Konzernumbau kostet - Axel Springer mit Ergebnisrückgang

Dienstag, 7. Mai 2013, 14:11 Uhr
 

Berlin (Reuters) - Der Wandel vom traditionellen Verlag zum digitalen Medienkonzern nagt bei Axel Springer am Gewinn.

Nach einem Rückgang beim operativen Ergebnis (Ebitda) im ersten Quartal kündigte Konzernchef Mathias Döpfner am Dienstag im Jahresverlauf noch höhere Belastungen durch den Umbau des Printgeschäfts und Investitionen in die schnellere Digitalisierung an. Die Neuausrichtung sichere die Zukunft des Konzerns, betonte Döpfner. "Dafür nehmen wir Einbußen auf der Ertragsseite in Kauf." Das digitale Geschäft mit Online-Portalen wie der Job-Börse Stepstone oder dem Immobilienanbieter Seloger trägt schon jetzt knapp die Hälfte zum operativen Gewinn bei. Dagegen schrumpft das Printgeschäft mit Zeitungen wie "Bild", "Welt" oder dem "Hamburger Abendblatt" immer mehr. Insgesamt fiel das Ergebnis vor Zinsen, Steuern und Abschreibungen (Ebitda) im ersten Quartal um drei Prozent auf 132 Millionen Euro.

Die Anleger waren von dieser Entwicklung enttäuscht. Die im Mdax notierte Aktie fiel in einem positiven Marktumfeld um knapp ein Prozent auf 32,63 Euro.

Springer verlagert angesichts rückläufiger Printauflagen und damit sinkender Anzeigenerlöse sein Geschäftsmodell immer stärker ins Netz. Allein die Auflage der langjährigen Springer-Kassenschlager "Bild" und "BZ" brach im ersten Quartal um acht Prozent ein. "Der Jahresauftakt im Printgeschäft war nicht einfach", gab Döpfner zu. Die nationalen Zeitungen machten im ersten Quartal rund ein Viertel weniger Gewinn. Um online nicht nur mit Werbung, sondern auch mit dem Vertrieb von Printprodukten zu verdienen, will Springer seine Bezahlmodelle systematisch ausbauen und sieht sich damit als Vorreiter für andere Verlage. Bei der "Welt" ist eine entsprechende Schranke für das Online-Angebot seit einigen Monaten in Kraft. Laut Döpfner werden nun pro Tag mehr digitale als analoge Abos verkauft. Wie viel Springer damit einnimmt, ließ der Konzern erneut offen.
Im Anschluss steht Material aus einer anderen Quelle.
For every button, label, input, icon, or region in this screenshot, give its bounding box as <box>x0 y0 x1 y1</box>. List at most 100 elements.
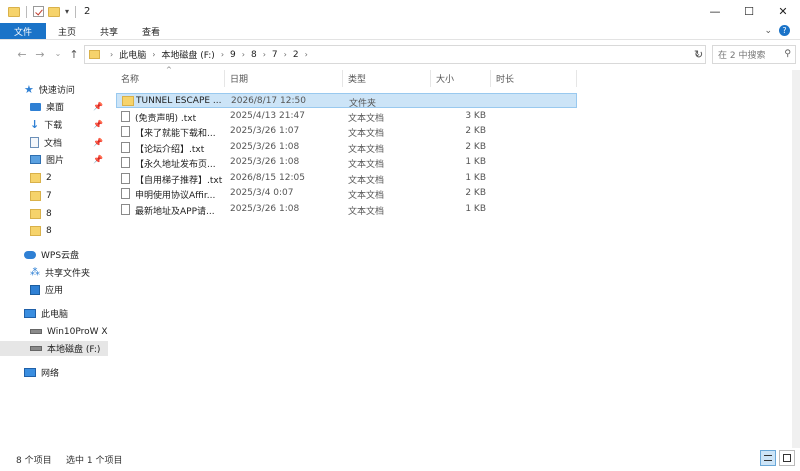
sidebar-item-label: 共享文件夹 <box>45 269 91 279</box>
column-divider[interactable] <box>342 70 343 87</box>
breadcrumb-7[interactable]: 7 <box>272 50 278 60</box>
back-button[interactable]: ← <box>14 48 30 61</box>
up-button[interactable]: ↑ <box>66 48 82 61</box>
properties-icon[interactable] <box>33 6 44 17</box>
sidebar-item-folder-8b[interactable]: 8 <box>0 223 108 238</box>
maximize-button[interactable]: ☐ <box>732 0 766 23</box>
chevron-right-icon[interactable]: › <box>263 50 266 59</box>
file-row[interactable]: 【论坛介绍】.txt 2025/3/26 1:08 文本文档 2 KB <box>116 140 577 155</box>
recent-locations-icon[interactable]: ⌄ <box>50 49 66 58</box>
help-icon[interactable]: ? <box>779 25 790 36</box>
sidebar-item-folder-7[interactable]: 7 <box>0 188 108 203</box>
column-header-duration[interactable]: 时长 <box>496 70 514 87</box>
column-divider[interactable] <box>490 70 491 87</box>
breadcrumb-8[interactable]: 8 <box>251 50 257 60</box>
breadcrumb-this-pc[interactable]: 此电脑 <box>119 48 146 61</box>
sidebar-item-quick-access[interactable]: ★ 快速访问 <box>0 82 108 97</box>
sidebar-item-wps-cloud[interactable]: WPS云盘 <box>0 247 108 262</box>
file-name: 【论坛介绍】.txt <box>135 145 205 155</box>
search-input[interactable]: 在 2 中搜索 ⚲ <box>712 45 796 64</box>
chevron-right-icon[interactable]: › <box>110 50 113 59</box>
file-row[interactable]: TUNNEL ESCAPE ... 2026/8/17 12:50 文件夹 <box>116 93 577 109</box>
file-name: 申明使用协议Affir... <box>135 191 216 201</box>
file-row[interactable]: 申明使用协议Affir... 2025/3/4 0:07 文本文档 2 KB <box>116 186 577 201</box>
sidebar-item-network[interactable]: 网络 <box>0 365 108 380</box>
pin-icon[interactable]: 📌 <box>93 120 103 129</box>
file-type: 文本文档 <box>348 207 385 217</box>
breadcrumb-2[interactable]: 2 <box>293 50 299 60</box>
sidebar-item-folder-8[interactable]: 8 <box>0 206 108 221</box>
navigation-bar: ← → ⌄ ↑ › 此电脑 › 本地磁盘 (F:) › 9 › 8 › 7 › … <box>0 40 800 70</box>
text-file-icon <box>121 157 130 168</box>
customize-toolbar-icon[interactable]: ▾ <box>65 7 69 16</box>
chevron-right-icon[interactable]: › <box>221 50 224 59</box>
window-controls: — ☐ ✕ <box>698 0 800 23</box>
address-bar[interactable]: › 此电脑 › 本地磁盘 (F:) › 9 › 8 › 7 › 2 › ⌄ <box>84 45 706 64</box>
pin-icon[interactable]: 📌 <box>93 102 103 111</box>
search-placeholder: 在 2 中搜索 <box>718 51 766 61</box>
file-date: 2025/3/26 1:08 <box>230 157 300 167</box>
divider <box>75 5 77 18</box>
tab-share[interactable]: 共享 <box>88 23 130 39</box>
sidebar-item-documents[interactable]: 文档 📌 <box>0 135 108 150</box>
large-icons-view-icon <box>783 454 791 462</box>
sidebar-item-win10-drive[interactable]: Win10ProW X <box>0 324 108 339</box>
column-header-date[interactable]: 日期 <box>230 70 248 87</box>
column-header-type[interactable]: 类型 <box>348 70 366 87</box>
desktop-icon <box>30 102 41 111</box>
column-divider[interactable] <box>430 70 431 87</box>
pin-icon[interactable]: 📌 <box>93 155 103 164</box>
sidebar-item-folder-2[interactable]: 2 <box>0 170 108 185</box>
chevron-right-icon[interactable]: › <box>242 50 245 59</box>
sidebar-item-label: WPS云盘 <box>41 251 80 261</box>
chevron-right-icon[interactable]: › <box>284 50 287 59</box>
vertical-scrollbar[interactable] <box>792 70 800 448</box>
breadcrumb-drive-f[interactable]: 本地磁盘 (F:) <box>161 48 214 61</box>
sidebar-item-desktop[interactable]: 桌面 📌 <box>0 99 108 114</box>
file-row[interactable]: 【自用梯子推荐】.txt 2026/8/15 12:05 文本文档 1 KB <box>116 171 577 186</box>
pin-icon[interactable]: 📌 <box>93 138 103 147</box>
file-type: 文本文档 <box>348 114 385 124</box>
file-row[interactable]: 【永久地址发布页... 2025/3/26 1:08 文本文档 1 KB <box>116 155 577 170</box>
text-file-icon <box>121 126 130 137</box>
details-view-button[interactable] <box>760 450 776 466</box>
tab-home[interactable]: 主页 <box>46 23 88 39</box>
file-size: 1 KB <box>465 173 486 183</box>
sidebar-item-downloads[interactable]: ↓ 下载 📌 <box>0 117 108 132</box>
sidebar-item-shared-folder[interactable]: ⁂ 共享文件夹 <box>0 265 108 280</box>
tab-file[interactable]: 文件 <box>0 23 47 39</box>
expand-ribbon-icon[interactable]: ⌄ <box>764 26 772 36</box>
sidebar-item-apps[interactable]: 应用 <box>0 282 108 297</box>
sidebar-item-label: 本地磁盘 (F:) <box>47 345 101 355</box>
column-divider[interactable] <box>576 70 577 87</box>
file-name: 最新地址及APP请... <box>135 207 215 217</box>
folder-icon <box>30 172 41 183</box>
app-icon <box>30 284 40 295</box>
sidebar-item-label: 下载 <box>44 121 63 131</box>
sidebar-item-this-pc[interactable]: 此电脑 <box>0 306 108 321</box>
chevron-right-icon[interactable]: › <box>152 50 155 59</box>
sort-ascending-icon: ^ <box>166 66 172 74</box>
tab-view[interactable]: 查看 <box>130 23 172 39</box>
sidebar-item-drive-f[interactable]: 本地磁盘 (F:) <box>0 341 108 356</box>
sidebar-item-label: 8 <box>46 225 52 236</box>
chevron-right-icon[interactable]: › <box>305 50 308 59</box>
breadcrumb-9[interactable]: 9 <box>230 50 236 60</box>
file-row[interactable]: 【来了就能下载和... 2025/3/26 1:07 文本文档 2 KB <box>116 124 577 139</box>
sidebar-item-pictures[interactable]: 图片 📌 <box>0 152 108 167</box>
minimize-button[interactable]: — <box>698 0 732 23</box>
breadcrumb: › 此电脑 › 本地磁盘 (F:) › 9 › 8 › 7 › 2 › <box>104 48 314 62</box>
file-row[interactable]: 最新地址及APP请... 2025/3/26 1:08 文本文档 1 KB <box>116 202 577 217</box>
new-folder-icon[interactable] <box>48 6 60 17</box>
column-divider[interactable] <box>224 70 225 87</box>
file-row[interactable]: (免责声明) .txt 2025/4/13 21:47 文本文档 3 KB <box>116 109 577 124</box>
column-header-size[interactable]: 大小 <box>436 70 454 87</box>
text-file-icon <box>121 111 130 122</box>
close-button[interactable]: ✕ <box>766 0 800 23</box>
refresh-icon[interactable]: ↻ <box>694 48 703 61</box>
large-icons-view-button[interactable] <box>779 450 795 466</box>
file-type: 文件夹 <box>349 99 377 109</box>
details-view-icon <box>764 455 772 461</box>
forward-button[interactable]: → <box>32 48 48 61</box>
column-header-name[interactable]: 名称 <box>121 70 139 87</box>
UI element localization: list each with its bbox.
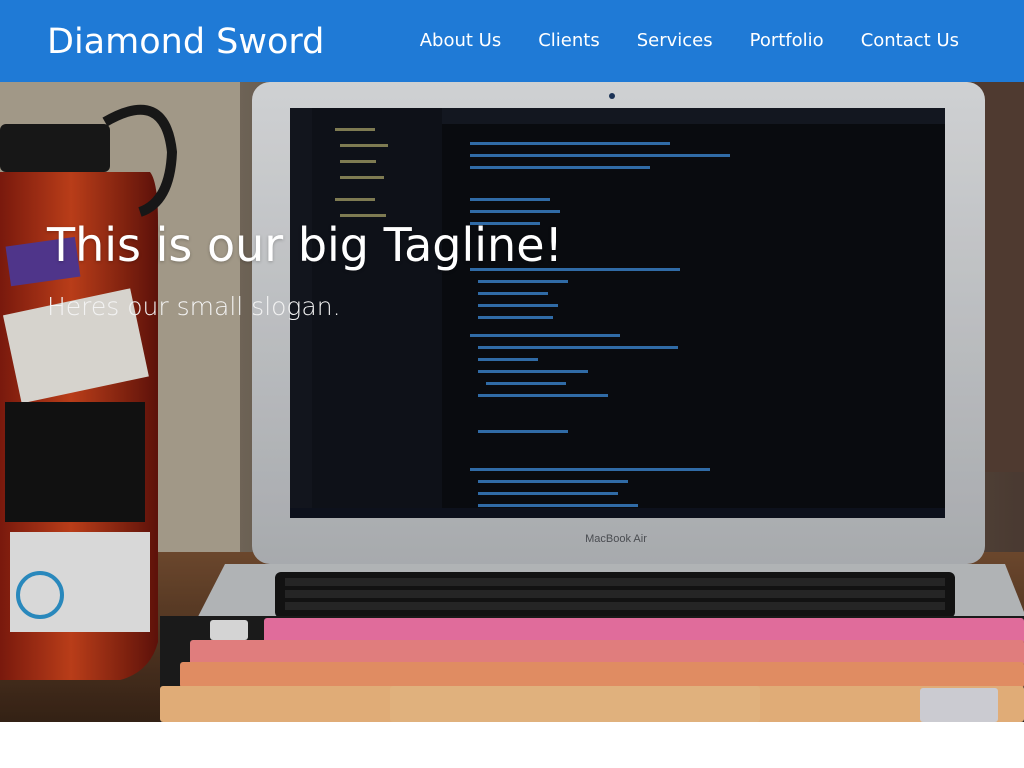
- nav-link-services[interactable]: Services: [637, 29, 713, 53]
- top-navbar: Diamond Sword About Us Clients Services …: [0, 0, 1024, 82]
- hero-background-illustration: MacBook Air: [0, 82, 1024, 722]
- hero-tagline: This is our big Tagline!: [47, 218, 563, 272]
- hero-slogan: Heres our small slogan.: [47, 292, 341, 321]
- hero-banner: MacBook Air This is our big Tagline!: [0, 82, 1024, 722]
- nav-link-about-us[interactable]: About Us: [420, 29, 502, 53]
- main-nav: About Us Clients Services Portfolio Cont…: [420, 0, 1024, 82]
- brand-logo[interactable]: Diamond Sword: [47, 20, 324, 64]
- nav-link-portfolio[interactable]: Portfolio: [750, 29, 824, 53]
- nav-link-clients[interactable]: Clients: [538, 29, 600, 53]
- nav-link-contact-us[interactable]: Contact Us: [861, 29, 959, 53]
- content-area: [0, 722, 1024, 768]
- hero-text-block: This is our big Tagline! Heres our small…: [47, 214, 563, 324]
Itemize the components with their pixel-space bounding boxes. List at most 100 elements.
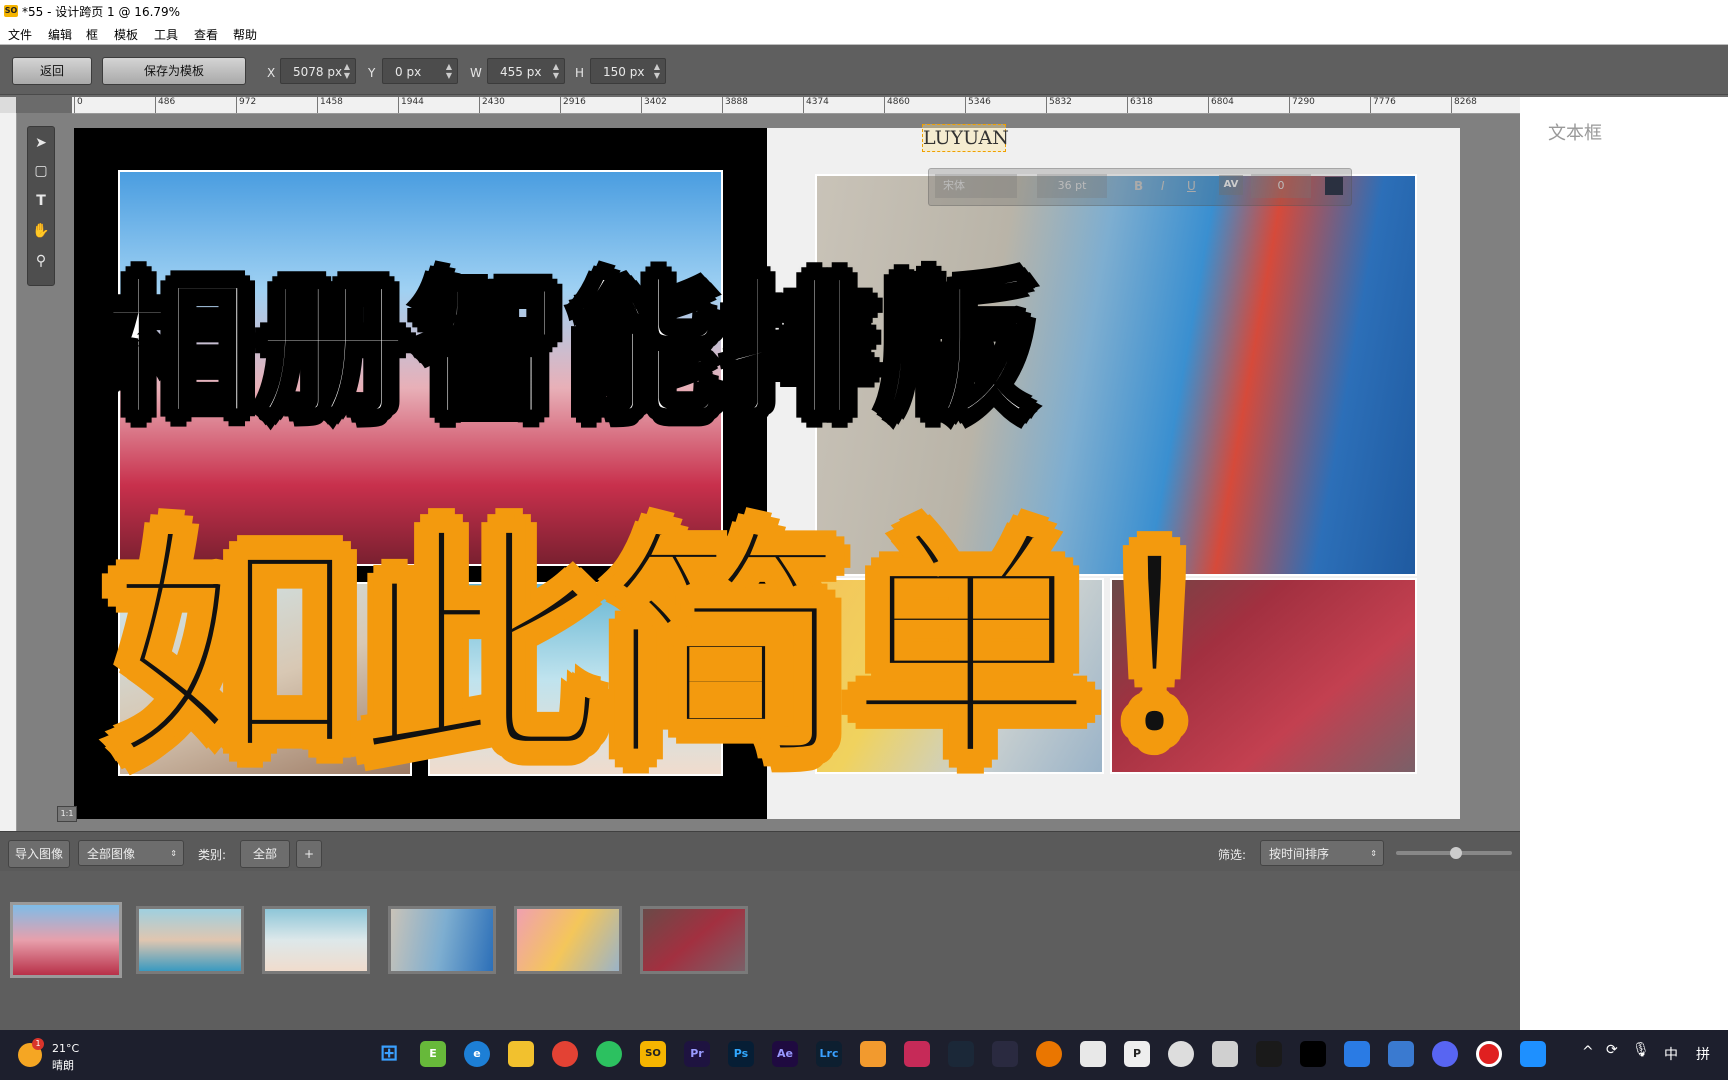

SCOUT24-GRUPPE WEITER IM VISIER

Springer stärkt sein digitales Geschäft seit Jahren mit Zukäufen. Vor allem im Ausland hat der Konzern zugelangt und zuletzt unter anderem das polnische Web-Portal Onet und den belgischen Immobilienmarkt-Anbieter Immoweb erworben. Dies zahlt sich aus: Das digitale Geschäft hat sich zum kontinuierlichen Wachstumstreiber entwickelt. Allein im ersten Quartal verdiente der nun größte Geschäftsbereich, zu dem beispielsweise auch der Online-Marketinganbieter Zanox gehört, 34 Prozent mehr als im Vorjahr. Die Einkaufstour ist laut Döpfner noch längst nicht beendet. Seit Monaten wird über einen Kauf der Scout24-Gruppe (Immoscout24, Autoscout24, TravelScout24) von der Deutschen Telekom spekuliert. Man habe weiterhin Interesse, vor allem die Immobilienportale würden sich ergänzen, sagte Döpfner. Kostendisziplin sei jedoch entscheidend.

Der Umsatz des Konzerns mit rund 14.600 Mitarbeitern legte zu Jahresbeginn um 1,8 Prozent auf 804 Millionen Euro zu. Die digitalen Medien erlösten knapp 21 Prozent mehr und profitierten von einem starken Wachstum im Ausland. Für das Gesamtjahr rechnet Springer mit einem Umsatzplus im niedrigen einstelligen Prozentbereich. Beim Ebitda geht Finanzchef Lothar Lanz von einem Rückgang im höheren einstelligen Prozentbereich aus.